Safety of a Four-factor Prothrombin Complex Concentrate Versus Plasma for Vitamin K Antagonist Reversal: An Integrated Analysis of Two Phase IIIb Clinical Trials.

Autor: Milling TJ Jr; Seton Clinical Research Institute, Dell University of Texas Medical School, Dell Children's Medical Center, University Medical Center at Brackenridge, Austin, TX., Refaai MA; University of Rochester Medicine, Rochester, NY., Sarode R; UT Southwestern Medical Center, Dallas, TX., Lewis B; St.
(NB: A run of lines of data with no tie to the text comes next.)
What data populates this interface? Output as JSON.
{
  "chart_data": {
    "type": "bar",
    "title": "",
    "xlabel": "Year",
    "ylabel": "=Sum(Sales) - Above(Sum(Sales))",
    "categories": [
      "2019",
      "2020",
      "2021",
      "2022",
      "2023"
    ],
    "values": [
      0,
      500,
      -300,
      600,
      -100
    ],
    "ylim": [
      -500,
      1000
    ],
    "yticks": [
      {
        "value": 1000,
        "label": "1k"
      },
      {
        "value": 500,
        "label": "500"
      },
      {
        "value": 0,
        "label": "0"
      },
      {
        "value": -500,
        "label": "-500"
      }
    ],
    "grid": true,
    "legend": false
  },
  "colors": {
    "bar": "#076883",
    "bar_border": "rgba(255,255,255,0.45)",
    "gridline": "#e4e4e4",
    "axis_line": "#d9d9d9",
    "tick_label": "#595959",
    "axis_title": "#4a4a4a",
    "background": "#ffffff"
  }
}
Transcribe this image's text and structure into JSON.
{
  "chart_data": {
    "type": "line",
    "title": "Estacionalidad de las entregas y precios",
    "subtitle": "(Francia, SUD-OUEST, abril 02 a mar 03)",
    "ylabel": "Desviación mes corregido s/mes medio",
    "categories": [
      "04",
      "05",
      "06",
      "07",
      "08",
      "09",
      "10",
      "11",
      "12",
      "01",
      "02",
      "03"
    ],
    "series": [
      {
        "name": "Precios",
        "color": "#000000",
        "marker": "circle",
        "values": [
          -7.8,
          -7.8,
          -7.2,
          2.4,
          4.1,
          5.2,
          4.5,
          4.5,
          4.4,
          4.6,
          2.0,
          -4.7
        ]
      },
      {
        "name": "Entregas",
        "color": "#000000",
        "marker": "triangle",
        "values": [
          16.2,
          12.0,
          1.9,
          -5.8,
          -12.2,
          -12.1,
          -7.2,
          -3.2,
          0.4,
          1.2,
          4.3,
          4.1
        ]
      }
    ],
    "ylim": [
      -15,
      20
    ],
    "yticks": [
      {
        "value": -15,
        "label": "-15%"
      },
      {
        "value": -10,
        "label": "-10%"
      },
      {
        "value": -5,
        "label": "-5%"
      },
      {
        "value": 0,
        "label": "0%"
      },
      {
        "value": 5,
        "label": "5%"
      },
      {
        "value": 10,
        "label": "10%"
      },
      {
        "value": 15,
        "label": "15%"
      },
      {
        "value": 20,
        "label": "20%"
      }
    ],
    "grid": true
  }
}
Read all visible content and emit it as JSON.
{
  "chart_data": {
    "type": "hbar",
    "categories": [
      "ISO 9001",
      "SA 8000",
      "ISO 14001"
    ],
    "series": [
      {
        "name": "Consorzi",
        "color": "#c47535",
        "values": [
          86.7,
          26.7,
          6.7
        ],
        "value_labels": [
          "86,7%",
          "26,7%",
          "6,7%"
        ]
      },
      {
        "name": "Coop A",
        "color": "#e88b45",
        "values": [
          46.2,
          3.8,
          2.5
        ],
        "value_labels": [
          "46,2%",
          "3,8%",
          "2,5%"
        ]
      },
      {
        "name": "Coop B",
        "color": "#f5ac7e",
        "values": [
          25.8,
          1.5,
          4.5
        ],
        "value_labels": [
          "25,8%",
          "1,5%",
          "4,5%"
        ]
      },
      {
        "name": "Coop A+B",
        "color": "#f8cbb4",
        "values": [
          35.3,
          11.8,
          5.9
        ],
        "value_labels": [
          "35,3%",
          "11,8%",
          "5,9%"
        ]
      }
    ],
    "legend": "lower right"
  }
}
Joseph Regional Health Center, Bryan, Texas A&M Health Science Center, College Station, TX., Mangione A; CSL Behring, King of Prussia, PA., Durn BL; CSL Behring, King of Prussia, PA., Harman A; CSL Behring, King of Prussia, PA., Lee ML; UCLA School of Public Health, Los Angeles, CA., Goldstein JN; Massachusetts General Hospital, Boston, MA.
Jazyk: angličtina
Zdroj: Academic emergency medicine : official journal of the Society for Academic Emergency Medicine [Acad Emerg Med] 2016 Apr; Vol. 23 (4), pp. 466-75. Date of Electronic Publication: 2016 Mar 21.
DOI: 10.1111/acem.12911
Abstrakt: Objectives: Clinicians often need to rapidly reverse vitamin K antagonists (VKAs) in the setting of major hemorrhage or urgent need for surgery. Little is known about the safety profile of the traditional reversal agent, plasma, or the newly approved agent, four-factor prothrombin complex concentrate (4F-PCC), in a randomized setting. This is an integrated analysis of safety data from two clinical trials that evaluated 4F-PCC versus plasma for the treatment of patients requiring rapid VKA reversal for acute major bleeding or prior to an urgent surgical/invasive procedure.
Methods: This descriptive analysis comprised adverse event (AE) data from two phase IIIb, randomized, controlled trials. The bleeding and surgical studies were performed across 36 and 33 sites, respectively, in nine countries, with the integrated analysis comprising 388 patients (4F-PCC, n = 191; plasma, n = 197) aged ≥ 18 years, who required VKA reversal due to major bleeding or prior to an urgent surgical/invasive procedure. Patients received either 4F-PCC, containing nonactivated factors II, VII, IX, and X and proteins C and S (Beriplex/Kcentra, CSL Behring) or plasma, both dosed according to baseline international normalized ratio and body weight. Patients were also to receive vitamin K1. AEs and serious AEs (SAEs) were assessed up to days 10 and 45, respectively.
Results: The proportion of patients with AEs (4F-PCC, 115/191 [60.2%]; plasma, 124/197 [62.9%]) and SAEs (4F-PCC, 54/191 [28.3%]; plasma, 49/197 [24.9%]) was similar between groups. The proportion of patients with thromboembolic events was also similar between groups (4F-PCC, 14/191 [7.3%]; plasma, 14/197 [7.1%]). There were 13 (6.8%) deaths in the 4F-PCC group and 13 (6.6%) in the plasma group. Fluid overload events occurred in more patients in the plasma group than the 4F-PCC group (25 [12.7%] and 9 [4.7%], respectively).
Conclusions: These safety data represent the largest controlled assessment of a 4F-PCC to date. For patients requiring urgent VKA reversal, 4F-PCC had a safety profile similar to that of plasma (AEs, SAEs, thromboembolic events, and deaths), but was associated with fewer fluid overload events.